While the prices of many commodities, including wheat and OSR, have strengthened since the conflict began, the same is not true for all sectors and sugar market conditions remain challenging. As we head into what will unquestionably be a very difficult negotiation, with costs of production hitting new ceilings, something has got to give.
What we’re doing on inputs
On fertiliser and fuel, I’m extremely concerned not only about price but also availability.
I recognise that some growers will not have purchased fertiliser ahead for 2026 prior to the beginning of the conflict, and I’m worried as I look forward to 2027.
We’ve already done all we can within our business to optimise nutrient use efficiency and we’ve cut application rates back further this year owing to the ongoing drought, but there’s only so far you can go.
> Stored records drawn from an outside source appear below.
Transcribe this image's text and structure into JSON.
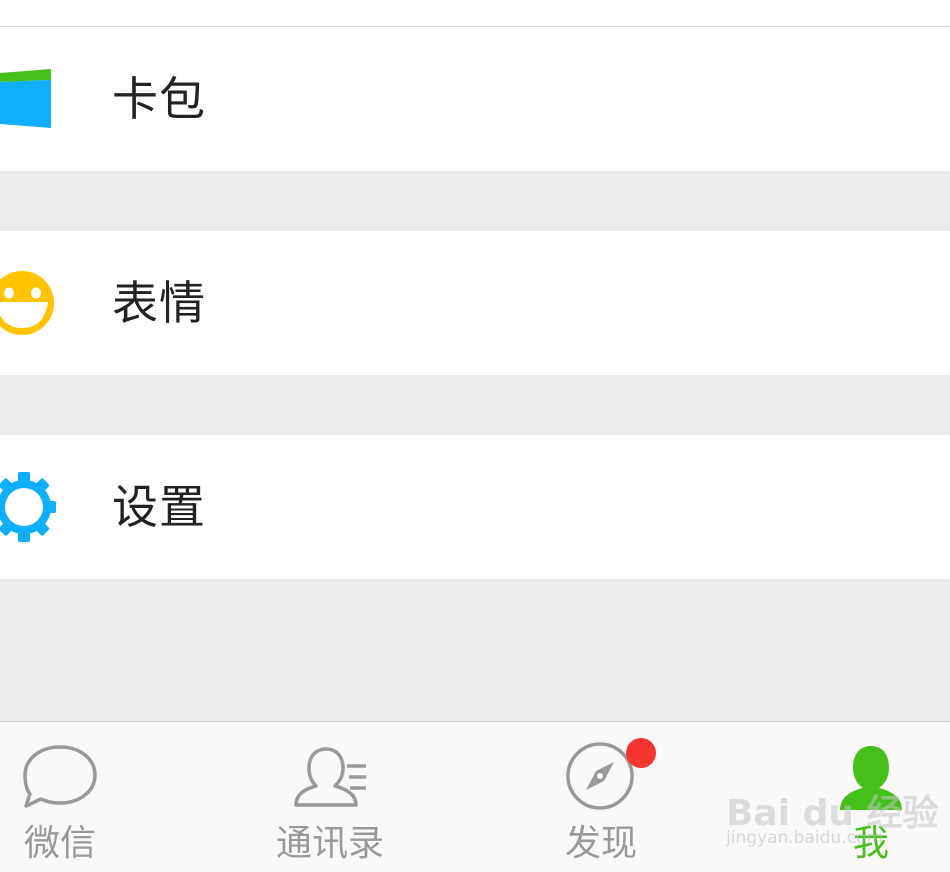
{
  "menu": {
    "items": [
      {
        "label": "卡包",
        "icon": "wallet-icon"
      },
      {
        "label": "表情",
        "icon": "sticker-smiley-icon"
      },
      {
        "label": "设置",
        "icon": "gear-icon"
      }
    ]
  },
  "tabbar": {
    "tabs": [
      {
        "label": "微信",
        "icon": "chat-bubble-icon",
        "active": false
      },
      {
        "label": "通讯录",
        "icon": "contacts-icon",
        "active": false
      },
      {
        "label": "发现",
        "icon": "compass-icon",
        "active": false,
        "badge": true
      },
      {
        "label": "我",
        "icon": "person-icon",
        "active": true
      }
    ]
  },
  "watermark": {
    "main": "Bai du 经验",
    "sub": "jingyan.baidu.com"
  },
  "colors": {
    "active_tab": "#45c01a",
    "inactive_tab": "#999999",
    "badge": "#f43530",
    "wallet_blue": "#10aeff",
    "wallet_green": "#45c01a",
    "sticker_yellow": "#ffc300",
    "gear_blue": "#10aeff"
  }
}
We absolutely need greater transparency to enable effective decision-making going forward and there should be a role for Defra in supporting this. Suspension of import duties on fertiliser would help tackle the immediate inflationary pressure on farm.
Red diesel and road diesel prices up c.30% and c.40% respectively are only the beginning of my concerns in relation to fuel.
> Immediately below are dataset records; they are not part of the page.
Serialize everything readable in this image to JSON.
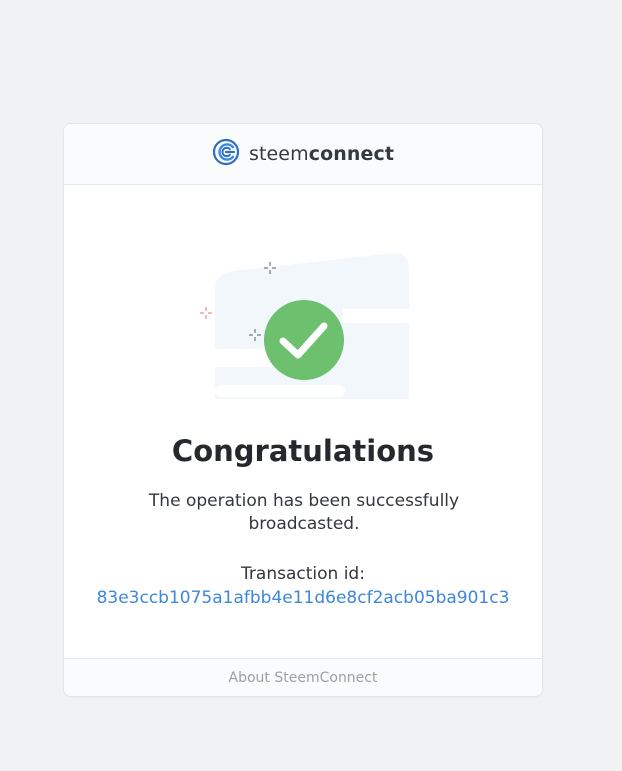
{
  "header": {
    "logo_icon": "steemconnect-logo-icon",
    "brand_light": "steem",
    "brand_bold": "connect"
  },
  "illustration": {
    "icon": "checkmark-circle-icon",
    "accent_green": "#6cc06e"
  },
  "content": {
    "title": "Congratulations",
    "message": "The operation has been successfully broadcasted.",
    "transaction_label": "Transaction id:",
    "transaction_id": "83e3ccb1075a1afbb4e11d6e8cf2acb05ba901c3"
  },
  "footer": {
    "link_label": "About SteemConnect"
  },
  "colors": {
    "link": "#3d88d8",
    "background": "#f1f2f4"
  }
}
I’m aware of many growers increasingly having to order fuel ‘price unseen’ and, while I commend purchasing groups for doing a good job at a difficult time, this is simply crippling in terms of on-farm planning.
Within our business we’ve begun to look at some of the hedging tools available through some of the purchasing groups in order to capitalise on lower prices as and when they occur, but the opportunities to do so have been limited so far.
Concerns about future availability
Looking forward, I’m particularly concerned about availability. As we head towards harvest and then onto the sugar beet campaign we’re going to need fuel for tractors, lorries, harvesters, dryers, cleaner loaders and everything else besides.
I’ve already heard of farms borrowing supplies from neighbours in order to keep the wheels rolling.
In the words of the government, ‘food security is national security’. I would urge it to be prepared to take all necessary steps to support farming and food production at this critical time.